Lastly, as others have said, it’s not like being found incompetent to stand trial or not guilty by reason of insanity allow you to escape punishment. I’ve spent a fair amount of time in inpatient psychiatric settings due to chronic mental illness, and I guarantee that no one will find the experience pleasing. There are many similarities to prison – lack of freedom to schedule your own day, inability to freely leave the facility, folks who tell you what to do, etc. It’s likely safer than some prisons, but it’s profoundly mentally taxing to see folks actively in the midst of a psychotic break, determined to harm themselves, or otherwise socially scary.
Defense attorney here. Several people have correctly pointed out that insanity isn’t a get-out-of-jail-free card, although it used to be and in some places is still a significant advantage.
One thing I haven’t seen mentioned is precisely what you’re asking: *how* to psychiatrists tell when someone is faking it. This phenomenon is known as “malingering,” and exists not just in the criminal justice system, but other arenas, like worker’s comp, where it might be to one’s advantage to fake an illness or play up its symptoms.

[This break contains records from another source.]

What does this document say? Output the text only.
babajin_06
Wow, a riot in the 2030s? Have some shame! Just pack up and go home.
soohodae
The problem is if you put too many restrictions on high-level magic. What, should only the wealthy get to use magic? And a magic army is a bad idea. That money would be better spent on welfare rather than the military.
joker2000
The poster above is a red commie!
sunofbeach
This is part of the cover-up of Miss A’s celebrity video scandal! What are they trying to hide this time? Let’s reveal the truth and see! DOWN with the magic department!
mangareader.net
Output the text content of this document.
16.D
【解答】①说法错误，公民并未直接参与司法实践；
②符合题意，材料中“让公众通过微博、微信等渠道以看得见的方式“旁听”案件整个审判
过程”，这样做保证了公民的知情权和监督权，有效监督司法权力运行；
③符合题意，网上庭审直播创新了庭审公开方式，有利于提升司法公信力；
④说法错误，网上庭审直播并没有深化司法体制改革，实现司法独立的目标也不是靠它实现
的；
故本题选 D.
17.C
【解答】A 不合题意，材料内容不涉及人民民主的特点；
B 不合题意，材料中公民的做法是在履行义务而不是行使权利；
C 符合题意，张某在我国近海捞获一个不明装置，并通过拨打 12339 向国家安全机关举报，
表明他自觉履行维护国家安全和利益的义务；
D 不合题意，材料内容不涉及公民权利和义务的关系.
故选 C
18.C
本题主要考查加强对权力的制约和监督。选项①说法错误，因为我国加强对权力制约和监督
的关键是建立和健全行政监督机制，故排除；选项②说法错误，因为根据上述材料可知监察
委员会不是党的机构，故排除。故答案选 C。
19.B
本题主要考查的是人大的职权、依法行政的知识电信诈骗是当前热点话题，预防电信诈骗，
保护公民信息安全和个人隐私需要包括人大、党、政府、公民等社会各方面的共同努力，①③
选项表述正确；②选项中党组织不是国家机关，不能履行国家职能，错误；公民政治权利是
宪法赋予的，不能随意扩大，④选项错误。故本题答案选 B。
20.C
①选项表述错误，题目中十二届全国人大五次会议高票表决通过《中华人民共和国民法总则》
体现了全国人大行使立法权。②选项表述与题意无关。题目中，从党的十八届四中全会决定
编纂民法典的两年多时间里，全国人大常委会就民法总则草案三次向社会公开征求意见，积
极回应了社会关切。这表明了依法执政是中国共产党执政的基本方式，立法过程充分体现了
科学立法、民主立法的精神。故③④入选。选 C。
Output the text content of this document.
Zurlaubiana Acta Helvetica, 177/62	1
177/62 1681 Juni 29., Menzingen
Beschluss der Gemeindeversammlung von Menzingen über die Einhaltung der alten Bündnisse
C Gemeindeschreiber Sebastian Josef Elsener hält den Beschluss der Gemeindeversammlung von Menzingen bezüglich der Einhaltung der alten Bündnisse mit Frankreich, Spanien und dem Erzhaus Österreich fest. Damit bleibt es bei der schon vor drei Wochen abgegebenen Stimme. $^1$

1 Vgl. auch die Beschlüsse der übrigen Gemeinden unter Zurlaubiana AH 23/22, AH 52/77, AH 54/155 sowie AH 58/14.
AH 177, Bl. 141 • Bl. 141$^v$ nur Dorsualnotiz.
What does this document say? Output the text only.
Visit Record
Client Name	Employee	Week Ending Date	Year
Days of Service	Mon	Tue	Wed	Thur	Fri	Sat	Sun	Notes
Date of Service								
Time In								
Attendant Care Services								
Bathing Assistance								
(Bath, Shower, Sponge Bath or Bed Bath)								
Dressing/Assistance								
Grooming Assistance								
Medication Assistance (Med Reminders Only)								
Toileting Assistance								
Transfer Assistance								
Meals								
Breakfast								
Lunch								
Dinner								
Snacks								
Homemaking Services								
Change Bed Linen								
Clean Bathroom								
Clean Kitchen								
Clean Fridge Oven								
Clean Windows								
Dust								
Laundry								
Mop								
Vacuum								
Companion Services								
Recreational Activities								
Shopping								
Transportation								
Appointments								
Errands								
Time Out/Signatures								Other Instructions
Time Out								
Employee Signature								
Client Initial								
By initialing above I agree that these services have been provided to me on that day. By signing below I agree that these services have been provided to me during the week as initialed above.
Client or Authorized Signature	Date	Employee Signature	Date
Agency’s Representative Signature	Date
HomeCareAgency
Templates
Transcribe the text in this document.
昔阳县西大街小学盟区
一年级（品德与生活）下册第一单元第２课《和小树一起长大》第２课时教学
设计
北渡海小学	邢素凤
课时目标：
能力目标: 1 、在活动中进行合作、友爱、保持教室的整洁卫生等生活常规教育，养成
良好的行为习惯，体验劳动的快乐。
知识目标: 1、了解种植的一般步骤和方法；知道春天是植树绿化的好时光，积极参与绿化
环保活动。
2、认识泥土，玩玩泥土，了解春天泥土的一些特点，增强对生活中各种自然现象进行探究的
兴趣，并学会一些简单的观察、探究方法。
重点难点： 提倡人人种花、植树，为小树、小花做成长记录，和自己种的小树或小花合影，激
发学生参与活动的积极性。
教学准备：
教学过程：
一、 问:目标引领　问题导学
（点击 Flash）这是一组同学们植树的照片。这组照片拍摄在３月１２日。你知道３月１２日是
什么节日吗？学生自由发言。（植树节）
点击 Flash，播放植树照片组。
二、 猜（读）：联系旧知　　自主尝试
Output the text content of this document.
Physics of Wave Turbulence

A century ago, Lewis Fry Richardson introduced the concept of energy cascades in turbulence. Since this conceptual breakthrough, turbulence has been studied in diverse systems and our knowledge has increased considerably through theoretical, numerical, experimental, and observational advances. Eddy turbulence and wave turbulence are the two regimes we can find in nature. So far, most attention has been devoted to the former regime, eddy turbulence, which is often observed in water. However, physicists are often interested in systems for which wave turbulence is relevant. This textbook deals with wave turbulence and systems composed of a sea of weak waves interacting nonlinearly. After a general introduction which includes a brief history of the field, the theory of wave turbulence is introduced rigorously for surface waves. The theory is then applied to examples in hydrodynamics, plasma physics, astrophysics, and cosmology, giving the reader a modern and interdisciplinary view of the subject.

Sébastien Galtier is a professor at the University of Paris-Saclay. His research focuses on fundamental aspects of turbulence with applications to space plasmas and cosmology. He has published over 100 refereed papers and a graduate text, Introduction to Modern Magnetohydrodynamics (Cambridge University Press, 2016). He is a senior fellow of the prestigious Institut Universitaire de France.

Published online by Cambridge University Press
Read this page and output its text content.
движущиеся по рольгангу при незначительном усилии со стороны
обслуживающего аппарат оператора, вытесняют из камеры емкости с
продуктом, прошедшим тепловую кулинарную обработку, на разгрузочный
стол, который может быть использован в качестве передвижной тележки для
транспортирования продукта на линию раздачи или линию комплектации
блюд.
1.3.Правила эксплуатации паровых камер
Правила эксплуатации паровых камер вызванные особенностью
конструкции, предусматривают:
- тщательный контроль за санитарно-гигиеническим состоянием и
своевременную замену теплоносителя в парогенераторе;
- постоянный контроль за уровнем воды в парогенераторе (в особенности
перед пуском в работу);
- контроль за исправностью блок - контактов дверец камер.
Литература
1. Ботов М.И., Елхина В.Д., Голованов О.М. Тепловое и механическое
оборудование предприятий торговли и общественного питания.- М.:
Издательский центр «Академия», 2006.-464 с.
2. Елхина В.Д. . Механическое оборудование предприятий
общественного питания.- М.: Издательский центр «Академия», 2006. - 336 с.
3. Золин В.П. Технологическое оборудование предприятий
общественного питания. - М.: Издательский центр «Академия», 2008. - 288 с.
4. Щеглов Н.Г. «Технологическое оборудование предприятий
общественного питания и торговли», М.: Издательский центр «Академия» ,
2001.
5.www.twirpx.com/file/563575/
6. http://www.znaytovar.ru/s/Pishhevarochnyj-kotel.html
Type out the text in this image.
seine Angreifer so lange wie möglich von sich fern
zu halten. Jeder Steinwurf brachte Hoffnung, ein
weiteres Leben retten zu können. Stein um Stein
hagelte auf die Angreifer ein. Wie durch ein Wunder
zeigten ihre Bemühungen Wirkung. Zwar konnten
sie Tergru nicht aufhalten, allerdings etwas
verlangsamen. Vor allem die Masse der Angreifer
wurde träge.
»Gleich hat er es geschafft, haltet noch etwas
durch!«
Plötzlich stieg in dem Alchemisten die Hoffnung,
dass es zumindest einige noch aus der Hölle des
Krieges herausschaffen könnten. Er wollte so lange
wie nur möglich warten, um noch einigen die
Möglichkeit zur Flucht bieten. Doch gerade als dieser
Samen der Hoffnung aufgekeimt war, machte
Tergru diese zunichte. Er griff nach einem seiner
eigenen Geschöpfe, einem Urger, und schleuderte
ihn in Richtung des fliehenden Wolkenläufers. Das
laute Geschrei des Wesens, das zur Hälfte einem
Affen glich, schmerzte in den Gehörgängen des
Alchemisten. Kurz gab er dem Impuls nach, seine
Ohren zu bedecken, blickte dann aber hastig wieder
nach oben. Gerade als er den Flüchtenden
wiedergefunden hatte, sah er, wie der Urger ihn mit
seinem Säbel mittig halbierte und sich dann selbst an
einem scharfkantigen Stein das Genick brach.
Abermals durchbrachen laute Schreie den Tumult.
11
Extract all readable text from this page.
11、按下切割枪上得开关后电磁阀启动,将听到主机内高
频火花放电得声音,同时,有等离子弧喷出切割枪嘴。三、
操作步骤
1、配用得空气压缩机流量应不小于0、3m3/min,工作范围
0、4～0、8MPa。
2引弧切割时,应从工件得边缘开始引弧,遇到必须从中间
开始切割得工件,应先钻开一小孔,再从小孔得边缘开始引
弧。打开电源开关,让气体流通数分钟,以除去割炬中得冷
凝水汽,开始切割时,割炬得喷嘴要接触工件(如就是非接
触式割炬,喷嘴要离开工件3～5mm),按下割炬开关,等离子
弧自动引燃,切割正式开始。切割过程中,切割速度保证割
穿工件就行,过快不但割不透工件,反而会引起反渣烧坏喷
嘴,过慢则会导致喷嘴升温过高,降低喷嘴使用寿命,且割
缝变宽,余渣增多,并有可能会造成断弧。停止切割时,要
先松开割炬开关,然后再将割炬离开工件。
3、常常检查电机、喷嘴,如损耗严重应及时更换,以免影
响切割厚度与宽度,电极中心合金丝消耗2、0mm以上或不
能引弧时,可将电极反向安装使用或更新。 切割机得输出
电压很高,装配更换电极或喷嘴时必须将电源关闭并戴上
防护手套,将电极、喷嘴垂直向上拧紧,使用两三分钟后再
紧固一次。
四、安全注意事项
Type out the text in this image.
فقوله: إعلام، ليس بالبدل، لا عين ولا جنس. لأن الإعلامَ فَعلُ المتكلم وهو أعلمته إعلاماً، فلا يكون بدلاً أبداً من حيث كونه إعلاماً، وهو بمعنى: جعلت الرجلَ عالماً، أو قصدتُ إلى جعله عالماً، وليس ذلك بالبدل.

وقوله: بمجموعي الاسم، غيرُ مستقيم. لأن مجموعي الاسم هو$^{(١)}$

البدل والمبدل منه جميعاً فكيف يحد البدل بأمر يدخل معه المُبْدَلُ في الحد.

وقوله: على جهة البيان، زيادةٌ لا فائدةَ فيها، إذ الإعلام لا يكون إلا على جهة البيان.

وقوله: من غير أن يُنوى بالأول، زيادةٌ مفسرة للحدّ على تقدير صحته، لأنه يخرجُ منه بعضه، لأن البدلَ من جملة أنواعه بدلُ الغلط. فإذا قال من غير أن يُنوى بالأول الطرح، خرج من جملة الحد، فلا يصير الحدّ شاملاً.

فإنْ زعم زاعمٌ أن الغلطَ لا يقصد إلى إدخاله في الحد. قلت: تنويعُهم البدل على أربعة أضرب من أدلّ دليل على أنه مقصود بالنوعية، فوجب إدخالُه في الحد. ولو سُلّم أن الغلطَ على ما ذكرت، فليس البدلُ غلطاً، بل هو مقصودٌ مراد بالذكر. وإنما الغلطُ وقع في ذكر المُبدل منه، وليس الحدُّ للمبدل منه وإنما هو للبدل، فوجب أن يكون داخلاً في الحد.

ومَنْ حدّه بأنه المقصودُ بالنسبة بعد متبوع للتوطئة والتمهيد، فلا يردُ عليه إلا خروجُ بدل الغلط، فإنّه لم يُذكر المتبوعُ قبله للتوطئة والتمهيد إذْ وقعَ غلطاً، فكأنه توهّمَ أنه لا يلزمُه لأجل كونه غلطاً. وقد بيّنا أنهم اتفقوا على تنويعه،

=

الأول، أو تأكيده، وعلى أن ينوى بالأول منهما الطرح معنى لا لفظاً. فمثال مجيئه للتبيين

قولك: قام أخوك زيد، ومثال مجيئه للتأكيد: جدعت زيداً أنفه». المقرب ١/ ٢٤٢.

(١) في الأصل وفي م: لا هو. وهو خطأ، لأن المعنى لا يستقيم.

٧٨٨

There are various techniques to tease out malingering. One is to ask questions that people think they should answer one way, but really shouldn’t. For example, people who hear voices rarely believe that the voices are coming from animals. So you ask that to someone who claims to hear voices, and if he says yes, that’s one data point in favor of malingering rather than genuine psychosis. Obviously, one question isn’t enough, but enough questions like this and you get a pretty good idea.
There was one guy who was crazy, so they sent him to a mental institution. He took meds, became sane, and was released. He was arrested multiple times and released multiple times. He was almost killing people by literally throwing them in front of a bus. Many people felt that authorities should keep him locked up to prevent him from successfully killing someone. I don’t know the follow-up on this person.